Our Heavy-Weight Bushing Kit for the Metroboard X. Contains everything you need to replace bushings and pivot cups. Recommended for riders weighing more than 200 LBS / 90 KG.
- Riptide Sports Krank Short Street Barrel 93A (Burgundy)
- Riptide Sports Krank Short Street Barrel 96A (Gray) × 3
- Riptide Sports Krank Street Barrel 93A (Burgundy)
- Riptide Sports Krank Street Barrel 96A (Gray)
- Riptide Sports Krank Street Chubby 96A (Gray)
- Riptide Sports Krank Street Fat Cone 96A (Gray)
- Riptide Sports Premium KranK Pivot Cups × 4
- Large Flat Washer (Silver) × 2
- Large Cup Washer (Silver) × 2
- Small Flat Washer (Silver) × 4
Riptide Bushing Assembly Guide:
For simplicity, we will refer to the bushing positions from deck-side to road-side. So, for the front of your board, F1 is the front bushing closest to the deck and F4 is the front bushing closest to the road. The rear is the same – just designated R1 (deck-side) through R4 (road-side).
With Double Kingpin setup, the bushings in positions 3-4 (road-side) are the primary turning pairs and bushings in positions 1-2 (board-side) are the secondary turning pairs. The primary pair should initiate your turns, and then the secondary pair should come into play as desired.
The key to settling down the trucks for high-speed situations is to keep the deck-side bushings stiffer than the road-side bushings AND you want the front easier to turn than the rear.
The simplest way to think about it is that you want the front road-side pair loosest of all for easier turns, and the rear deck-side stiffest of all to prevent speed wobbles.
With the Board upside down (wheels up), the order shown in the graphic above is the order of assembly from deck-side to road-side. With regard to barrels, you will notice that one side is slightly rounded and the other side is more flat. The flat side always goes against the washer, and the rounded side faces toward the truck arm or hanger. As you put on the Kingpin nut, a good rule of thumb is to count the threads sticking out of the Kingpin nut to get all your bushings about the same. 2 threads sticking out is a good place to start. Typically, no more than 3 threads should be exposed. Tighten the rear board-side pair and loosen front road-side pair by about 1/2 turn. Try it out, then adjust by 1/6 turns more or less as desired (using the angle of the kingpin nut as a reference).

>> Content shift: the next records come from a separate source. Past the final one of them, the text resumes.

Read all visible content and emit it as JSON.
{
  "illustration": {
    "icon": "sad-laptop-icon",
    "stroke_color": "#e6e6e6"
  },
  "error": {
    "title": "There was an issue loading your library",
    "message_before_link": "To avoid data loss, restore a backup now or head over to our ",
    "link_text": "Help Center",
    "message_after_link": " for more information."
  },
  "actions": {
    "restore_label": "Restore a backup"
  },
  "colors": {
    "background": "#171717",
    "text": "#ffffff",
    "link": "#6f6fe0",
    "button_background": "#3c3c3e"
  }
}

A common error is to over-compress the bushings, which is counter-active and will damage them. If you feel the board is too loose without tightening the nuts to the point that 4 or more threads are sticking out, then you should try harder bushings. The feeling as you lean into your turns should be indistinguishable as the primary turning pair gives way to the secondary turning pair – a gradual yet firm stiffening with a spring-like rebound.